A few policymakers have suggested starting over with a clean slate, largely due to the commodity section of the bill. There are also titles or programs that were not dealt with in any detail in the Super Committee version of the Farm Bill, such as the credit, rural development, and research titles.
Sequestration. The biggest fiscal reality in play now that the Super Committee did not act is the automatic cuts to government spending that will trigger in January 2013. Unless Congress takes some kind of action to untrigger the cuts, or finds some areas of agreement on big ticket budget items (like payroll tax cuts, the alternative minimum tax, Medicare payments to doctors, etc.), the Congressional Budget Office (CBO) estimates cuts to Farm Bill programs of $15.6 billion. (The Supplemental Nutrition Assistance Program or food stamps and the Conservation Reserve Program (CRP) are exempt from sequestration.)
According to the National Sustainable Agriculture Coalition, a difference between automatic cuts and a Congressional decision to cut is that under automatic cuts the biggest share of the $15.6 billion in reductions would come from crop and revenue insurance since it has the biggest budget.

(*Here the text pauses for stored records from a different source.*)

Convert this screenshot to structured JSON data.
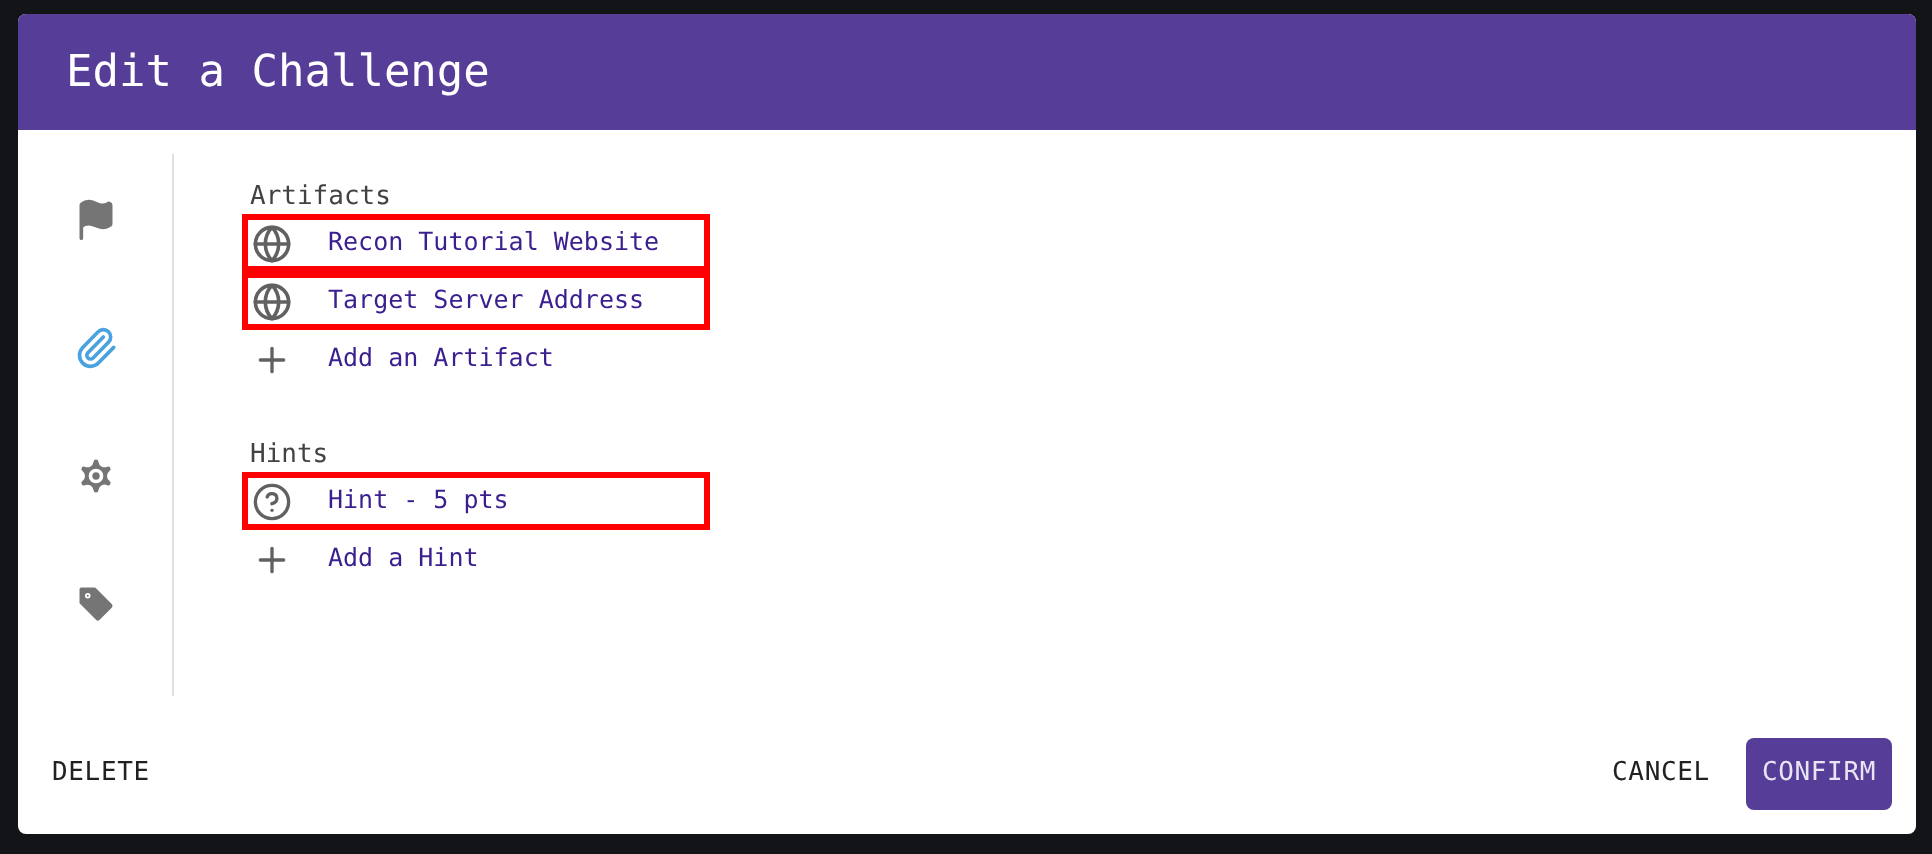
{
  "dialog": {
    "title": "Edit a Challenge"
  },
  "side_nav": [
    {
      "kind": "flag",
      "selected": false
    },
    {
      "kind": "attachment",
      "selected": true
    },
    {
      "kind": "settings",
      "selected": false
    },
    {
      "kind": "tag",
      "selected": false
    }
  ],
  "sections": [
    {
      "heading": "Artifacts",
      "items": [
        {
          "kind": "link",
          "label": "Recon Tutorial Website",
          "highlighted": true
        },
        {
          "kind": "link",
          "label": "Target Server Address",
          "highlighted": true
        },
        {
          "kind": "add",
          "label": "Add an Artifact",
          "highlighted": false
        }
      ]
    },
    {
      "heading": "Hints",
      "items": [
        {
          "kind": "hint",
          "label": "Hint - 5 pts",
          "highlighted": true
        },
        {
          "kind": "add",
          "label": "Add a Hint",
          "highlighted": false
        }
      ]
    }
  ],
  "actions": {
    "delete": "DELETE",
    "cancel": "CANCEL",
    "confirm": "CONFIRM"
  }
}
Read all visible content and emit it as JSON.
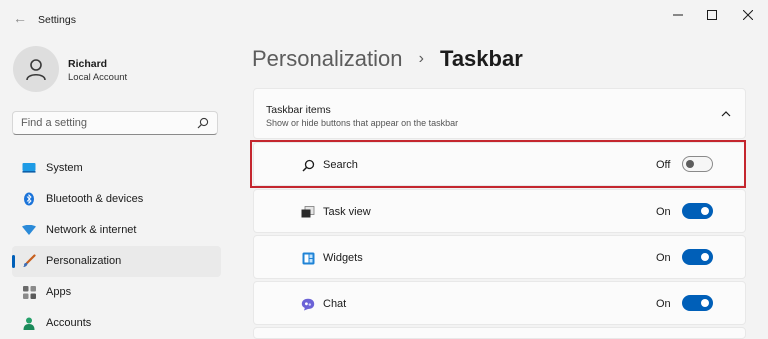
{
  "app": {
    "title": "Settings"
  },
  "user": {
    "name": "Richard",
    "account_type": "Local Account"
  },
  "search": {
    "placeholder": "Find a setting"
  },
  "nav": {
    "items": [
      {
        "label": "System",
        "icon": "system-icon",
        "selected": false
      },
      {
        "label": "Bluetooth & devices",
        "icon": "bluetooth-icon",
        "selected": false
      },
      {
        "label": "Network & internet",
        "icon": "wifi-icon",
        "selected": false
      },
      {
        "label": "Personalization",
        "icon": "brush-icon",
        "selected": true
      },
      {
        "label": "Apps",
        "icon": "apps-icon",
        "selected": false
      },
      {
        "label": "Accounts",
        "icon": "person-icon",
        "selected": false
      }
    ]
  },
  "breadcrumb": {
    "parent": "Personalization",
    "separator": "›",
    "current": "Taskbar"
  },
  "section": {
    "title": "Taskbar items",
    "subtitle": "Show or hide buttons that appear on the taskbar"
  },
  "taskbar_items": [
    {
      "label": "Search",
      "state": "Off",
      "on": false,
      "icon": "search-icon"
    },
    {
      "label": "Task view",
      "state": "On",
      "on": true,
      "icon": "task-view-icon"
    },
    {
      "label": "Widgets",
      "state": "On",
      "on": true,
      "icon": "widgets-icon"
    },
    {
      "label": "Chat",
      "state": "On",
      "on": true,
      "icon": "chat-icon"
    }
  ],
  "colors": {
    "accent": "#005fb8",
    "highlight": "#c4262e",
    "background": "#f3f3f3",
    "card": "#fbfbfb"
  }
}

Under a regular farm bill scenario, crop insurance is less likely to be cut.
What Was Not in the Super Committee Farm Bill. Since the quickly crafted Super Committee proposal will likely be the foundation for the upcoming debate, it is worth noting what it failed to address.
The biggest failure was the lack of payment limitations in commodity payments. In fact, this version doubled the payment limit and left gaping loopholes still in place while cutting investments for rural development and job creation in rural areas.

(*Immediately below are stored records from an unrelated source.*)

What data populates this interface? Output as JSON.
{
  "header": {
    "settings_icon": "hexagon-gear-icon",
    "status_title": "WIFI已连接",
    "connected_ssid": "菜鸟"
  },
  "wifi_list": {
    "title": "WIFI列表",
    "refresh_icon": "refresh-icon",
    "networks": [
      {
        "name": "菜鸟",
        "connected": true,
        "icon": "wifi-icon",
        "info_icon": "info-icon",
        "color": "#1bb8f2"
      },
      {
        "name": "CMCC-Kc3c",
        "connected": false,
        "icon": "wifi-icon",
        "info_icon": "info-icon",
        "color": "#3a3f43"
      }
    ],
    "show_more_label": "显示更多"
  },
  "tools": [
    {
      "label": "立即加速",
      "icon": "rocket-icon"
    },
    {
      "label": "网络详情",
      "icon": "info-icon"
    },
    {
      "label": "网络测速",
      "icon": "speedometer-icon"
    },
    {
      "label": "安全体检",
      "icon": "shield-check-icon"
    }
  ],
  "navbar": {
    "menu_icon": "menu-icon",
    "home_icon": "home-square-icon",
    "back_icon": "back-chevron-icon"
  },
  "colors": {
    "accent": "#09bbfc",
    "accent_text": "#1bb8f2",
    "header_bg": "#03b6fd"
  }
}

Basically the proposal would have replaced direct payments (payments based on historical base acres and paid each year regardless of market price or farm income conditions) with a grab bag of commodity support options. But the proposal failed to address the need for payment limitations within this grab bag. It would have continued the biggest loophole that has been part of the commodity support system for two decades-- the loophole that allows people to dodge the “actively engaged in farming” requirement, which allows mega farms to receive multiples of the existing payment limit.
Also the proposed bill did not attach conservation compliance to crop insurance nor did it establish a nationwide sodbuster provision. Conservation compliance helps ensure that producers do not farm vulnerable highly erodible land and receive commodity crop payments for that land. Crop insurance has become the largest subsidy program in the Farm Bill, and as farm prices remain high, grasslands and sensitive areas are being brought into production without adequate conservation measures.